Antoine Derché, director of product and marketing, Metabo Corp.

Designed for Comfort

Excellent ergonomics are vital when choosing an angle grinder. If the grip circumference is too large or the design is uncomfortable in the hand, the operator experiences early fatigue and possible long-term disabilities like carpal tunnel syndrome.

Vibration is also a cause of long-term disabilities of the hand and arm. Vibration white finger or HAVS (hand arm vibration syndrome) is caused by long-term, repeated and frequent use of hand-held tools that vibrate.

HAVS causes nerve damage resulting initially in tingling or numbness in the fingers and can lead to permanent damage, called Raynaud’s phenomenon. Raynaud’s phenomenon results in changes to the blood vessels causing white fingers, and muscular aches and pains.

Metabo offers solutions to help prevent this debilitating disease with its auto-balance feature. The auto-balance feature increases the grinder’s life up to 100 percent as well as nearly doubling the life of a grinding disc, for example.

“Who hasn’t busted a knuckle while trying to break free a tight grinding wheel?” Tuerk questions. “The wrench isn’t always conveniently nearby, and users use pliers or grab the wheel by hand to break it free, which is not a safe practice.”

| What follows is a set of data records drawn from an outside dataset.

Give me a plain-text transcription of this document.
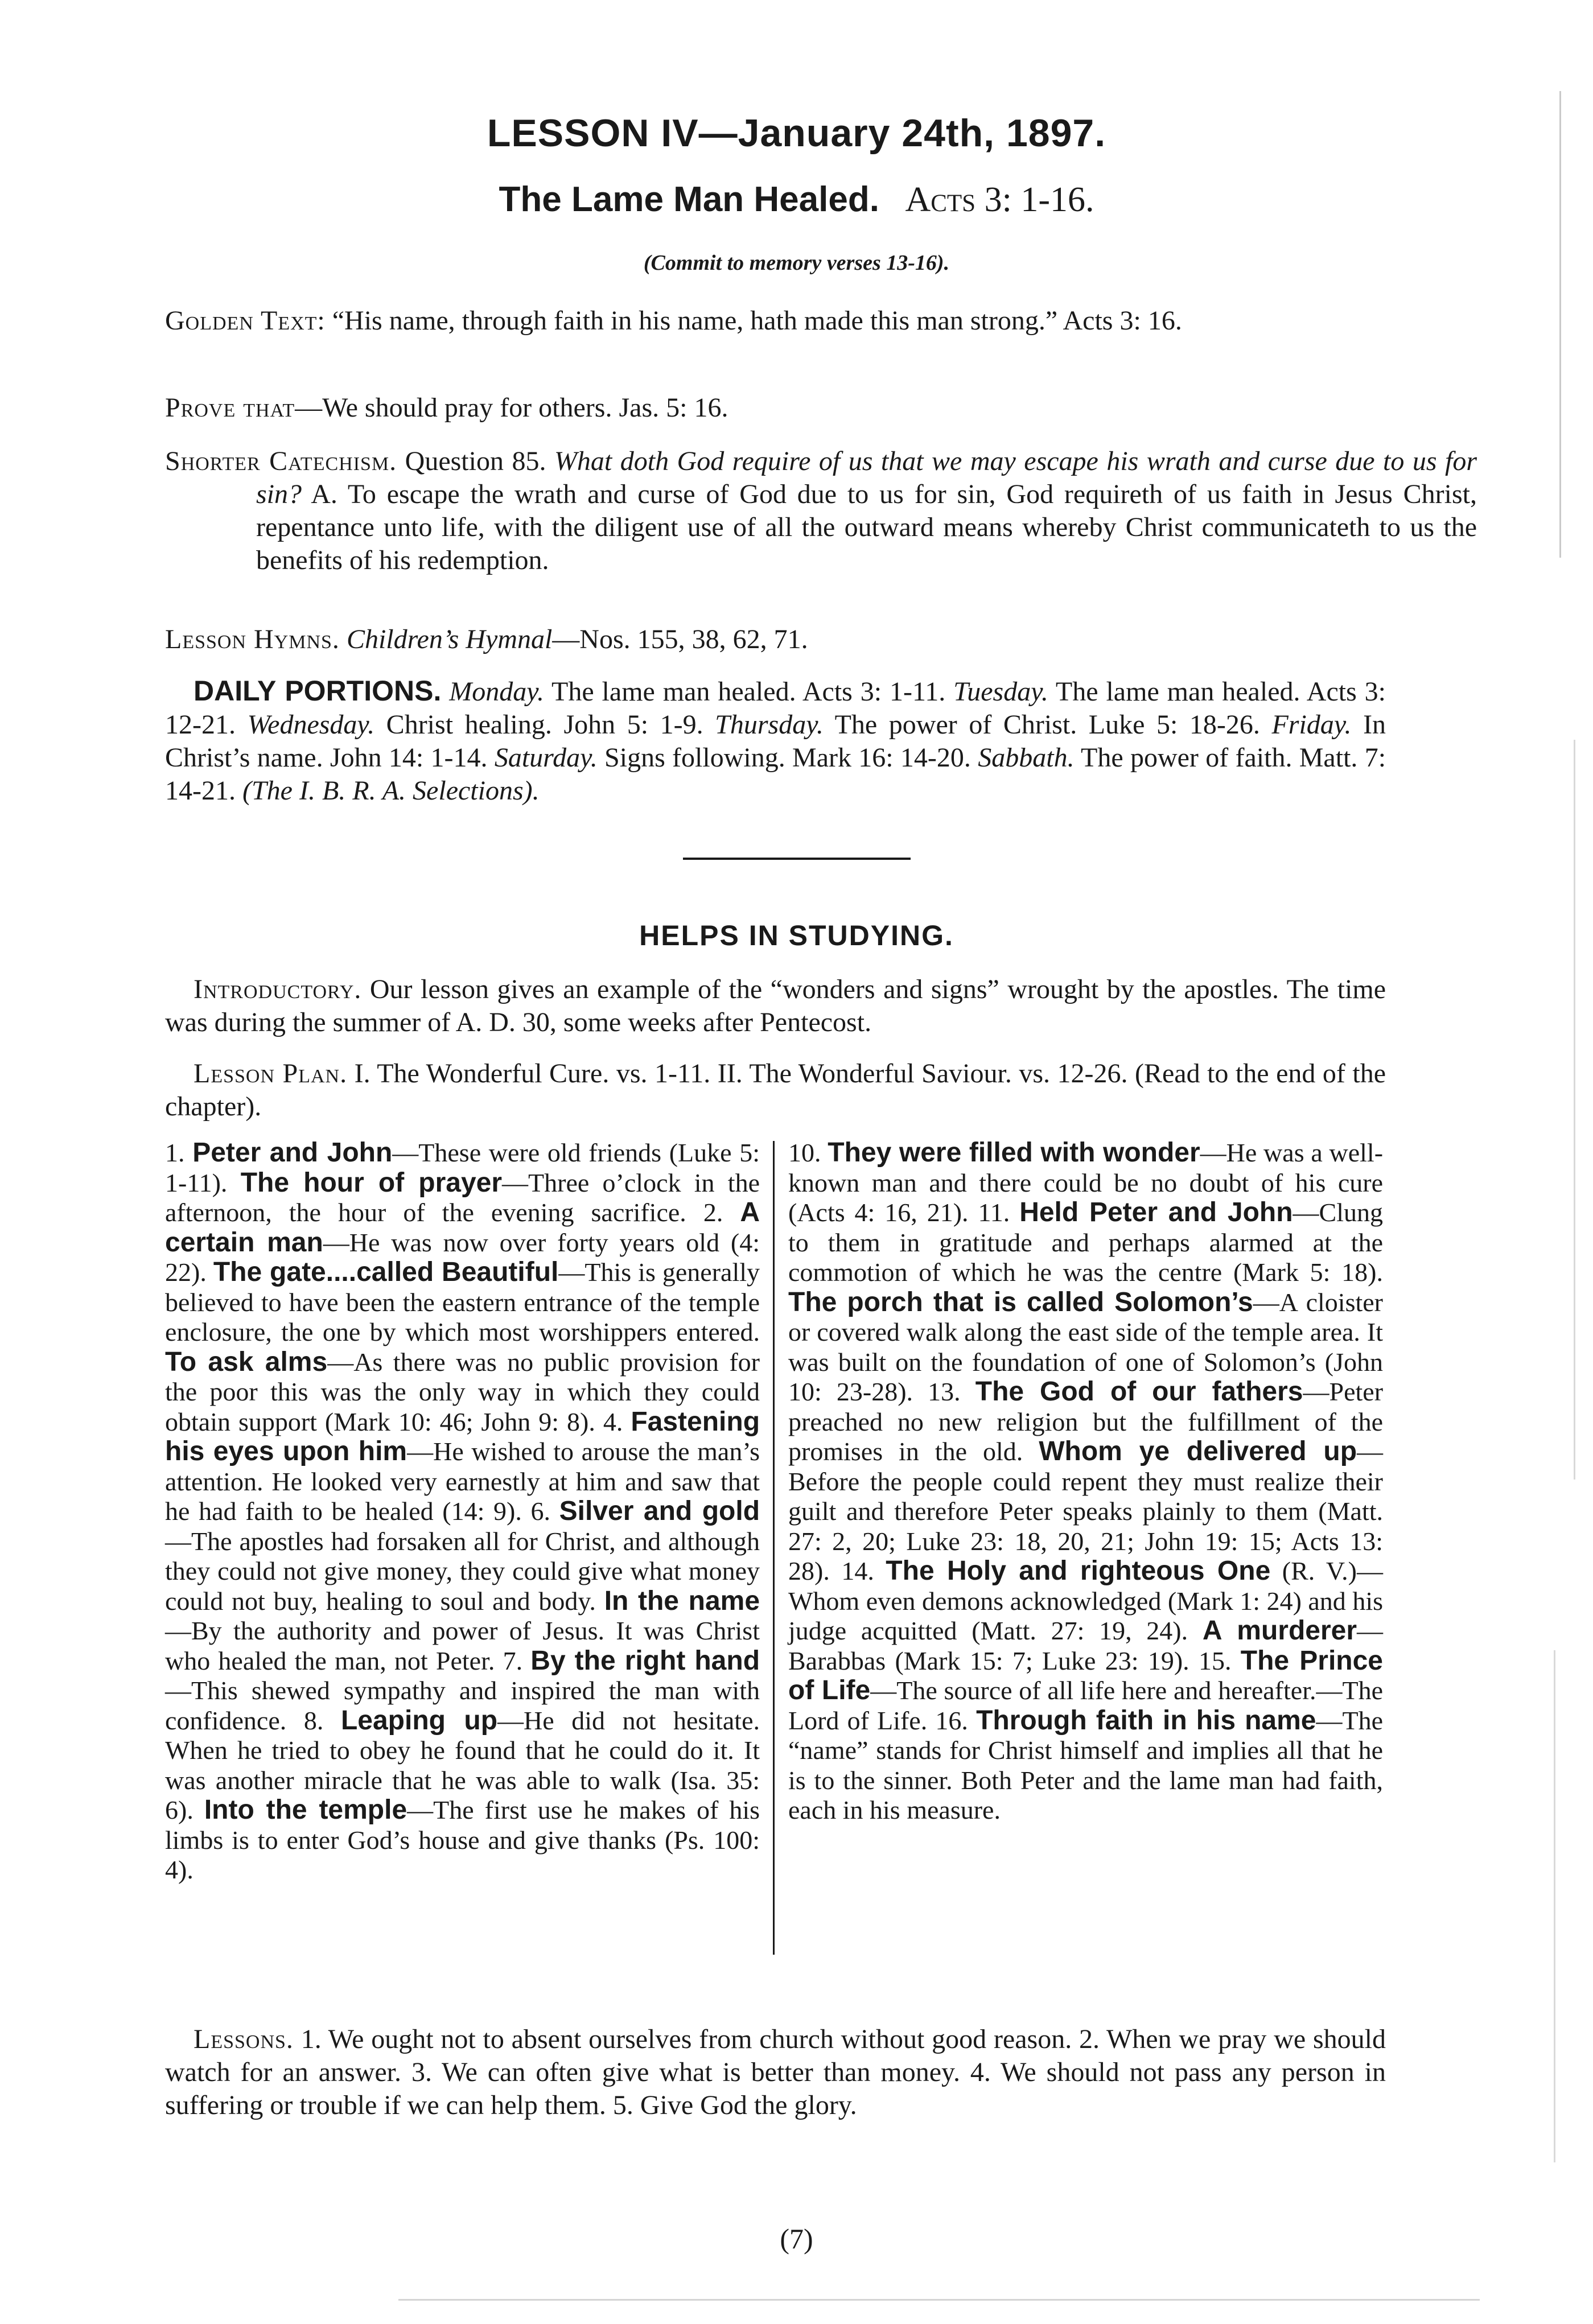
LESSON IV—January 24th, 1897.
The Lame Man Healed. Acts 3: 1-16.
(Commit to memory verses 13-16).
Golden Text: “His name, through faith in his name, hath made this man strong.” Acts 3: 16.
Prove that—We should pray for others. Jas. 5: 16.
Shorter Catechism. Question 85. What doth God require of us that we may escape his wrath and curse due to us for sin? A. To escape the wrath and curse of God due to us for sin, God requireth of us faith in Jesus Christ, repentance unto life, with the diligent use of all the outward means whereby Christ communicateth to us the benefits of his redemption.
Lesson Hymns. Children’s Hymnal—Nos. 155, 38, 62, 71.
DAILY PORTIONS. Monday. The lame man healed. Acts 3: 1-11. Tuesday. The lame man healed. Acts 3: 12-21. Wednesday. Christ healing. John 5: 1-9. Thursday. The power of Christ. Luke 5: 18-26. Friday. In Christ’s name. John 14: 1-14. Saturday. Signs following. Mark 16: 14-20. Sabbath. The power of faith. Matt. 7: 14-21. (The I. B. R. A. Selections).
HELPS IN STUDYING.
Introductory. Our lesson gives an example of the “wonders and signs” wrought by the apostles. The time was during the summer of A. D. 30, some weeks after Pentecost.
Lesson Plan. I. The Wonderful Cure. vs. 1-11. II. The Wonderful Saviour. vs. 12-26. (Read to the end of the chapter).
1. Peter and John—These were old friends (Luke 5: 1-11). The hour of prayer—Three o’clock in the afternoon, the hour of the evening sacrifice. 2. A certain man—He was now over forty years old (4: 22). The gate....called Beautiful—This is generally believed to have been the eastern entrance of the temple enclosure, the one by which most worshippers entered. To ask alms—As there was no public provision for the poor this was the only way in which they could obtain support (Mark 10: 46; John 9: 8). 4. Fastening his eyes upon him—He wished to arouse the man’s attention. He looked very earnestly at him and saw that he had faith to be healed (14: 9). 6. Silver and gold—The apostles had forsaken all for Christ, and although they could not give money, they could give what money could not buy, healing to soul and body. In the name—By the authority and power of Jesus. It was Christ who healed the man, not Peter. 7. By the right hand—This shewed sympathy and inspired the man with confidence. 8. Leaping up—He did not hesitate. When he tried to obey he found that he could do it. It was another miracle that he was able to walk (Isa. 35: 6). Into the temple—The first use he makes of his limbs is to enter God’s house and give thanks (Ps. 100: 4).
10. They were filled with wonder—He was a well-known man and there could be no doubt of his cure (Acts 4: 16, 21). 11. Held Peter and John—Clung to them in gratitude and perhaps alarmed at the commotion of which he was the centre (Mark 5: 18). The porch that is called Solomon’s—A cloister or covered walk along the east side of the temple area. It was built on the foundation of one of Solomon’s (John 10: 23-28). 13. The God of our fathers—Peter preached no new religion but the fulfillment of the promises in the old. Whom ye delivered up—Before the people could repent they must realize their guilt and therefore Peter speaks plainly to them (Matt. 27: 2, 20; Luke 23: 18, 20, 21; John 19: 15; Acts 13: 28). 14. The Holy and righteous One (R. V.)—Whom even demons acknowledged (Mark 1: 24) and his judge acquitted (Matt. 27: 19, 24). A murderer—Barabbas (Mark 15: 7; Luke 23: 19). 15. The Prince of Life—The source of all life here and hereafter.—The Lord of Life. 16. Through faith in his name—The “name” stands for Christ himself and implies all that he is to the sinner. Both Peter and the lame man had faith, each in his measure.
Lessons. 1. We ought not to absent ourselves from church without good reason. 2. When we pray we should watch for an answer. 3. We can often give what is better than money. 4. We should not pass any person in suffering or trouble if we can help them. 5. Give God the glory.
(7)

Finally, a quick-change system for changing the accessory provides ease of use. A quick wheel change system is not only safe and easy, but saves time and money by keeping the angle grinder on the job.

Taking into consideration each of the features discussed in this article before making a purchase decision can ease the process. Choosing the correct angle grinder with the right features for the application will create a safer, more pleasant and more productive workplace.